MS Ladejarl and MS Mørejarl operate between the Pier Terminal in Trondheim and Kristiansund in 3:15 hours, with intermediate stops in Lensvik, Hysnes, Brekstad, Leksa, Sandstad, Kjørsvikbugen, Edøya and Ringholmen. Three daily serves are provided. MS Agdenes operates the route to Sula. The service receives subsidies from Møre og Romsdal County Municipality and Sør-Trøndelag County Municipality.

==Fleet==
MS Mørejarl and MS Ladejarl are identical sister ships built at Fjellstrand Yard in 2002. Owned by Kystekspresen the two aluminium-hull catamarans operate the Trondheim–Kristiansund route, with a capacity of 276 passengers and a crew of four or five. They are named for Rognvald Eysteinsson, Earl of Møre and the six Earls of Lade that ruled regions of Norway during the Viking Age.

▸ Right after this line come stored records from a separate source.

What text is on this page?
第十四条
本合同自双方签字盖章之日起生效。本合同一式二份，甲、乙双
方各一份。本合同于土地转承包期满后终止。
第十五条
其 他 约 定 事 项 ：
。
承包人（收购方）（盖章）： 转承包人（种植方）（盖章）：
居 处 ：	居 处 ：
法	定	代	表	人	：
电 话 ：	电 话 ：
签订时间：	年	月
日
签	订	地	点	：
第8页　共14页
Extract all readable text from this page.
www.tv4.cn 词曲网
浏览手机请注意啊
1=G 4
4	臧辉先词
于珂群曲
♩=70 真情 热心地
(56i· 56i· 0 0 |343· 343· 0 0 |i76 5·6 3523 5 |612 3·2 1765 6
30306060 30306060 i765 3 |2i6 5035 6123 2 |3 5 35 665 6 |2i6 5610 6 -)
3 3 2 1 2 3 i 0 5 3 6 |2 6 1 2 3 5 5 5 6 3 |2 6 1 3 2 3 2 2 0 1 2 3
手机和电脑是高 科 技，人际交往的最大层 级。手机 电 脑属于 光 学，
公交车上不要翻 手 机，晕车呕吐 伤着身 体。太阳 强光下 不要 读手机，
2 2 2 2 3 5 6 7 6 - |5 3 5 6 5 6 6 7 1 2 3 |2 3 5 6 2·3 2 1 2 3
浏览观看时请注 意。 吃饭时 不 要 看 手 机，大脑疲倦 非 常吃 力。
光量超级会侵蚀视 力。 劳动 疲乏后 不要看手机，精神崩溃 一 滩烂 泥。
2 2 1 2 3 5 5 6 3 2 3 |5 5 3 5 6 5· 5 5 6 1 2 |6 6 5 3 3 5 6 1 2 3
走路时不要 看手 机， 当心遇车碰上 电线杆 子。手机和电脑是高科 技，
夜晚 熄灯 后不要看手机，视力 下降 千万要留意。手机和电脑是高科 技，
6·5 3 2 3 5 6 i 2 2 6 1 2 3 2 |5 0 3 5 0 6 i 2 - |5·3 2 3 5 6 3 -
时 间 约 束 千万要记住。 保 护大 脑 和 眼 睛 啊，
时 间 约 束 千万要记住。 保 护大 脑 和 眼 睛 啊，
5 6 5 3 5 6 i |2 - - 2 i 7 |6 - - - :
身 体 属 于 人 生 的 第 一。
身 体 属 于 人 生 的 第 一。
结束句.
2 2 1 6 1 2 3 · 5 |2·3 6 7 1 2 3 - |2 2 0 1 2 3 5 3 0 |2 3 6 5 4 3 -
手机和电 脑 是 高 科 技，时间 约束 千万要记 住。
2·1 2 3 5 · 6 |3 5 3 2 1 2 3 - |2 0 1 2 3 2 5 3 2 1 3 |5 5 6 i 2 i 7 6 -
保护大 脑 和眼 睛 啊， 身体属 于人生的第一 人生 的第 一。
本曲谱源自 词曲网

MS Agdenes was built at Harding Yard in 1991. Owned by Fosen Trafikklag it serves the Sula route, in addition to being on reserve for the other routes. She is an aluminum-hull catamaran that can carry 210 passengers and has a crew of four.

===Retired fleet===
Kongsbussen and Hertugsbussen were the first catamaran fast ferry to operate in the region. They were built by Westermoen Hydrofoil in 1973 for Fosen Trafikklag. The vessels were 199 gross register tons and 112 net register tons, 26.12 m long, 9 m wide and 1.13 m deep. They had two twelve-cylinder diesel engines, capable of 1650 kW, allowing them to transport the 140 passengers and crew of four at speeds up to 26 kn. Hertugsbussen was sold in 1996, while Kongsbussen was sold in 2003.